- Born: January 6, 1934
- Died: March 4, 2026 (aged 92)
- Education: Bronx High School of Science
- Alma mater: Syracuse University Harvard Business School
- Occupations: Investment banker, art collector, philanthropist
- Spouse: Ronay Arlt
- Children: 3 daughters
- Relatives: Robert Menschel (brother) Paul Theodore Arlt (father-in-law) E. W. Priestap (son-in-law)

= Richard Menschel =

American investment banker (1934–2026)

Richard Menschel (January 6, 1934 – March 4, 2026) was an American investment banker, art collector and philanthropist. He was senior director of Goldman Sachs. Through the Charina Endowment Fund and the Charina Foundation, he supported art museums, schools and health charities. He won the 2015 Carnegie Medal of Philanthropy.

==Early life==
Richard Menschel was born on January 6, 1934. His father, Benjamin Menschel, was a real estate investor. He has a brother, Robert Menschel, who also works for Goldman Sachs.

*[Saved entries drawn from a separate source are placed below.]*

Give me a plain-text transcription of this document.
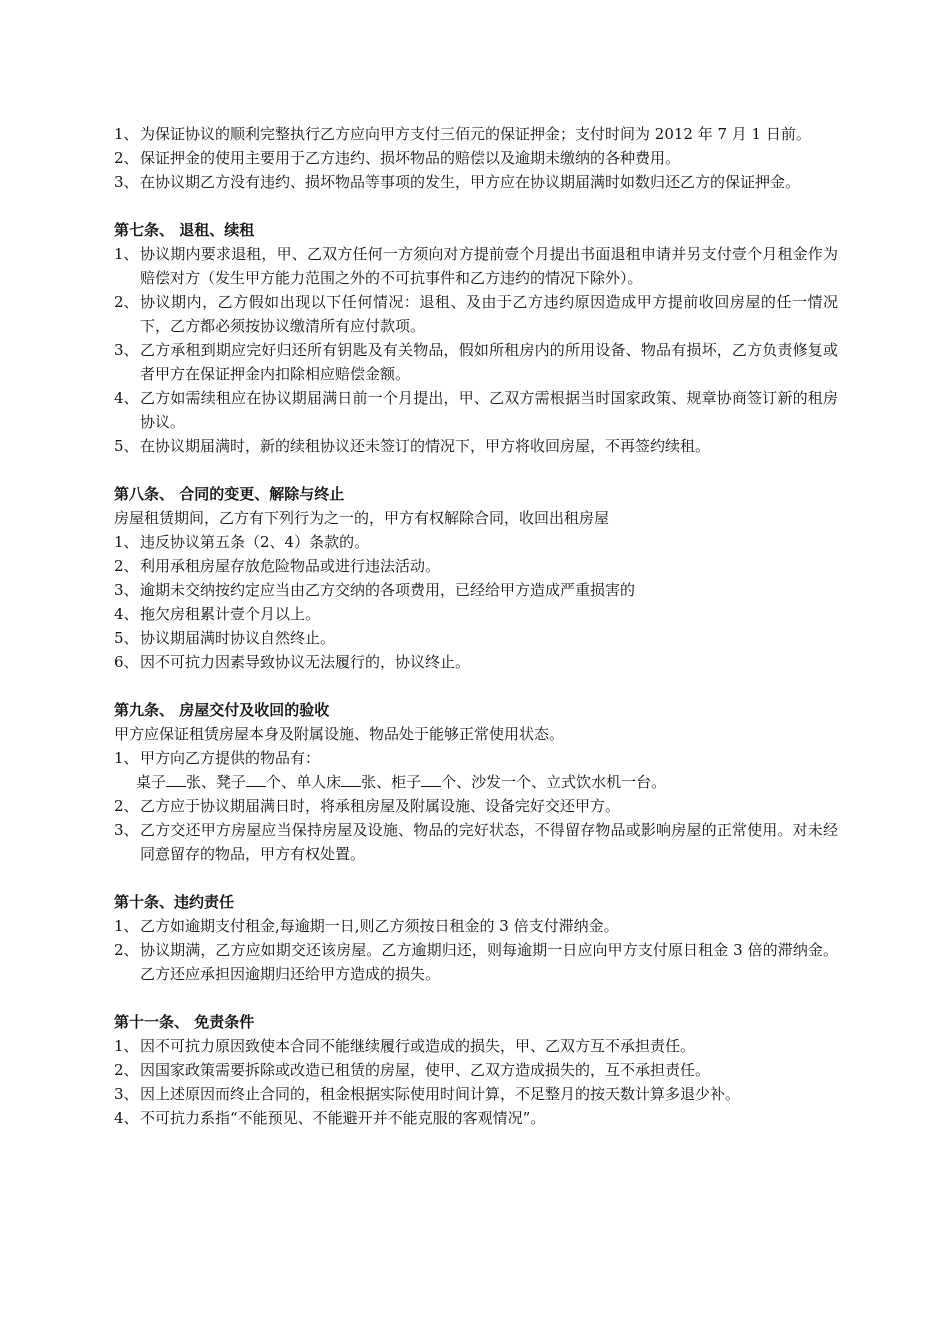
1、 为保证协议的顺利完整执行乙方应向甲方支付三佰元的保证押金；支付时间为 2012 年 7 月 1 日前。
2、 保证押金的使用主要用于乙方违约、损坏物品的赔偿以及逾期未缴纳的各种费用。
3、 在协议期乙方没有违约、损坏物品等事项的发生，甲方应在协议期届满时如数归还乙方的保证押金。

第七条、 退租、续租

1、 协议期内要求退租，甲、乙双方任何一方须向对方提前壹个月提出书面退租申请并另支付壹个月租金作为赔偿对方（发生甲方能力范围之外的不可抗事件和乙方违约的情况下除外）。
2、 协议期内，乙方假如出现以下任何情况：退租、及由于乙方违约原因造成甲方提前收回房屋的任一情况下，乙方都必须按协议缴清所有应付款项。
3、 乙方承租到期应完好归还所有钥匙及有关物品，假如所租房内的所用设备、物品有损坏，乙方负责修复或者甲方在保证押金内扣除相应赔偿金额。
4、 乙方如需续租应在协议期届满日前一个月提出，甲、乙双方需根据当时国家政策、规章协商签订新的租房协议。
5、 在协议期届满时，新的续租协议还未签订的情况下，甲方将收回房屋，不再签约续租。

第八条、 合同的变更、解除与终止

房屋租赁期间，乙方有下列行为之一的，甲方有权解除合同，收回出租房屋

1、 违反协议第五条（2、4）条款的。
2、 利用承租房屋存放危险物品或进行违法活动。
3、 逾期未交纳按约定应当由乙方交纳的各项费用，已经给甲方造成严重损害的
4、 拖欠房租累计壹个月以上。
5、 协议期届满时协议自然终止。
6、 因不可抗力因素导致协议无法履行的，协议终止。

第九条、 房屋交付及收回的验收

甲方应保证租赁房屋本身及附属设施、物品处于能够正常使用状态。

1、 甲方向乙方提供的物品有：

桌子 张、凳子 个、单人床 张、柜子 个、沙发一个、立式饮水机一台。

2、 乙方应于协议期届满日时，将承租房屋及附属设施、设备完好交还甲方。
3、 乙方交还甲方房屋应当保持房屋及设施、物品的完好状态，不得留存物品或影响房屋的正常使用。对未经同意留存的物品，甲方有权处置。

第十条、违约责任

1、 乙方如逾期支付租金,每逾期一日,则乙方须按日租金的 3 倍支付滞纳金。
2、 协议期满，乙方应如期交还该房屋。乙方逾期归还，则每逾期一日应向甲方支付原日租金 3 倍的滞纳金。乙方还应承担因逾期归还给甲方造成的损失。

第十一条、 免责条件

1、 因不可抗力原因致使本合同不能继续履行或造成的损失，甲、乙双方互不承担责任。
2、 因国家政策需要拆除或改造已租赁的房屋，使甲、乙双方造成损失的，互不承担责任。
3、 因上述原因而终止合同的，租金根据实际使用时间计算，不足整月的按天数计算多退少补。
4、 不可抗力系指“不能预见、不能避开并不能克服的客观情况”。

Menschel was educated at the Bronx High School of Science. He graduated from Syracuse University, and he earned a master in business administration from the Harvard Business School in 1959. He was a lieutenant in the United States Air Force.

==Business career==
Menschel worked at Goldman Sachs for 25 years. He was a partner by the mid-1970s, and served on its management committee. He retired as senior director in 1988. When Goldman Sachs became a public company in 1999, Menschel earned $20 million in shares.

He also served on the board of directors of T. Rowe Price.

==Philanthropy and political activity==
Menschel was the managing director of the Horace W. Goldsmith Foundation, which became the Charina Endowment Fund in 1992. Through the Charina Endowment Fund, he has donated over $13 million. With his wife, Menschel also donated $1 million via the Charina Foundation. He has supported art museums like the Museum of Modern Art, the Jewish Museum and the Neue Galerie New York, and schools like Rockefeller University and the New York Law School. He also endowed the Horace W. Goldsmith Fellowship at the Harvard Business School and donated to the HBS Social Enterprise Initiative. He was the chairman of Hospital for Special Surgery, and he has donated to Memorial Sloan Kettering Cancer Center and the NewYork–Presbyterian Hospital. He was a vice president of the board of trustees of the Morgan Library & Museum and served as a Life Trustee there. He was appointed to the New York City Panel for Educational Policy by mayor Michael Bloomberg in 2002. He was a long-time donor to the Metropolitan Museum of Art and the Museum of Modern Art in New York City. He and his wife endowed The Richard and Ronay Menschel Library at the George Eastman Museum.

With his brother Robert, Menschel received the Carnegie Medal of Philanthropy in 2015.

==Personal life and death==
Menschel married Ronay Arlt, then an assistant to Congressman Ed Koch and now the chairman of Phipps Houses. Their wedding was held at Menshel's mother's house, presided over by Rabbi Ronald B. Sobel of the Temple Emanu-El of New York. They have three daughters.

He was also an art collector.

Menschel died on March 4, 2026, at the age of 92.